Part of the Paxlovid RECOVER trial expected to begin in 2023 involves expanding the autopsy work highlighted in Nature study, according to co-author Stephen Hewitt, MD, Ph.D., who is a member of the RECOVER project’s steering committee. Autopsies in the RECOVER trial include people who were vaccinated and infected with the worrisome variants—data that were not available in yesterday’s study.
“We hope to replicate the persistence data and study the relationship with long-term COVID,” Hewitt said. “In less than a year, we have about 85 cases and we are working to expand those efforts.”
About this news about COVID-19 and neurological research
Author: Jim Wappes
Source: University of Minnesota
Contact: Jim Wappes – University of Minnesota
Picture: The image is attributed to the researchers
Original research: Closed access.
“SARS-CoV-2 infection and persistence in the human body and brain at autopsy” Sydney R. Stein et al. Nature
Abstract
SARS-CoV-2 infection and persistence in the human body and brain at autopsy
Coronavirus disease 2019 (COVID-19) is known to cause multi-organ dysfunction during acute infection with severe acute respiratory syndrome coronavirus 2 (SARS-CoV-2), with some patients experiencing long-lasting symptoms, called post-acute sequelae of SARS-CoV -a -2.
However, the burden of infection outside the respiratory tract and the time to viral clearance are not well described, particularly in the brain.
Here, we performed complete autopsies on 44 patients who died of COVID-19, with extensive sampling of the central nervous system in 11 of these patients, to map and quantify the distribution, replication, and cell type specificity of SARS-CoV-2 throughout the human body, including the brain , from acute infection to more than seven months after the onset of symptoms.

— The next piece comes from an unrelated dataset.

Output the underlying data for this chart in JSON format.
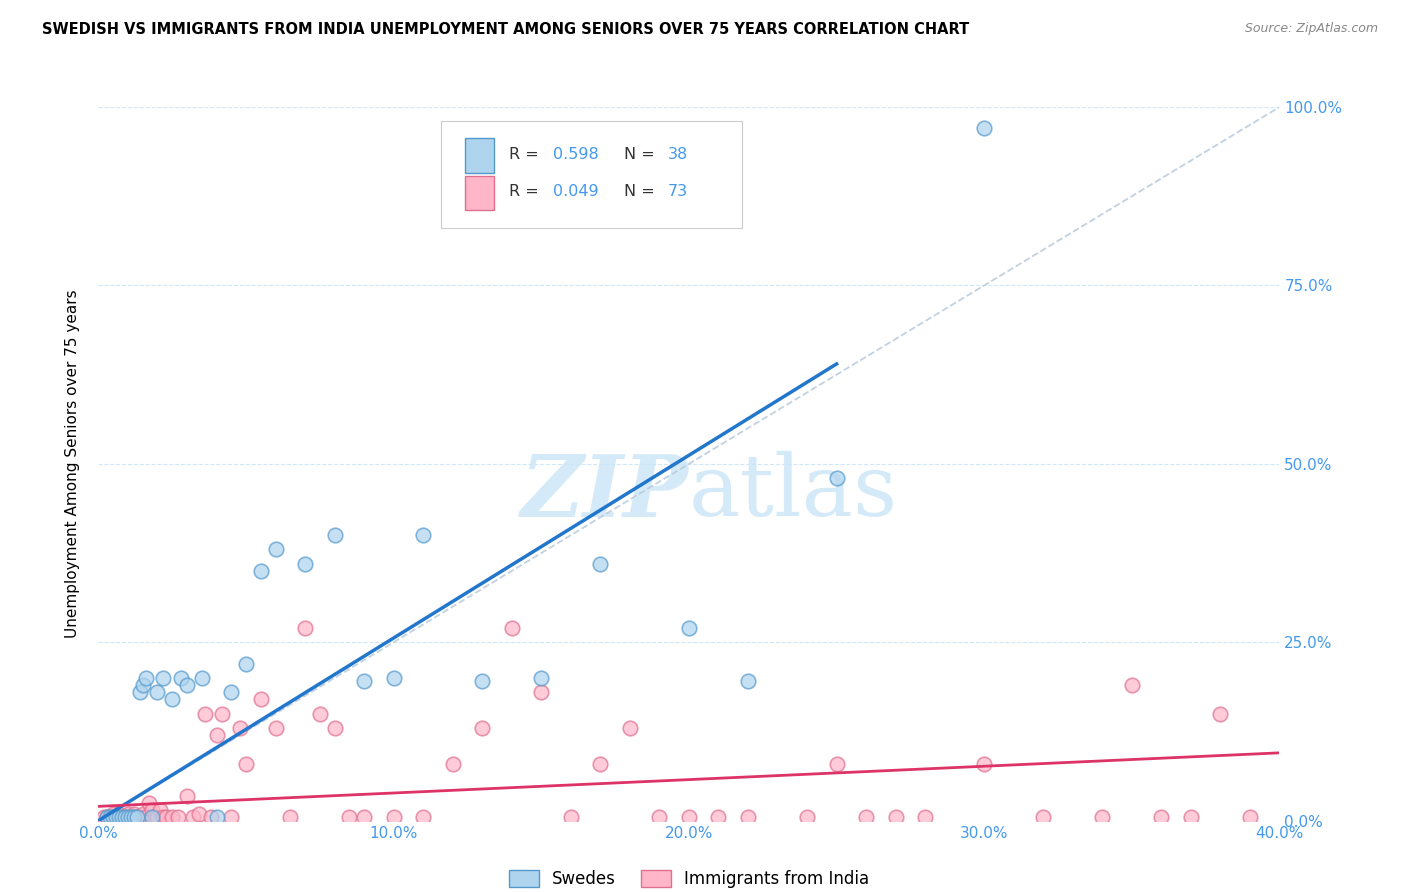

We show that SARS-CoV-2 is widely distributed, mainly among patients who have died of severe COVID-19 disease, and that viral replication is present in multiple respiratory and non-respiratory tissues, including the brain, early in the infection. Furthermore, we detected persistent SARS-CoV-2 RNA at multiple anatomical sites, including throughout the brain, as long as 230 days after symptom onset in one case.
Despite the extensive distribution of SARS-CoV-2 RNA throughout the body, we observed little evidence of inflammation or direct viral cytopathology outside the respiratory tract. Our data show that in some patients, SARS-CoV-2 can cause systemic infection and persist in the body for months.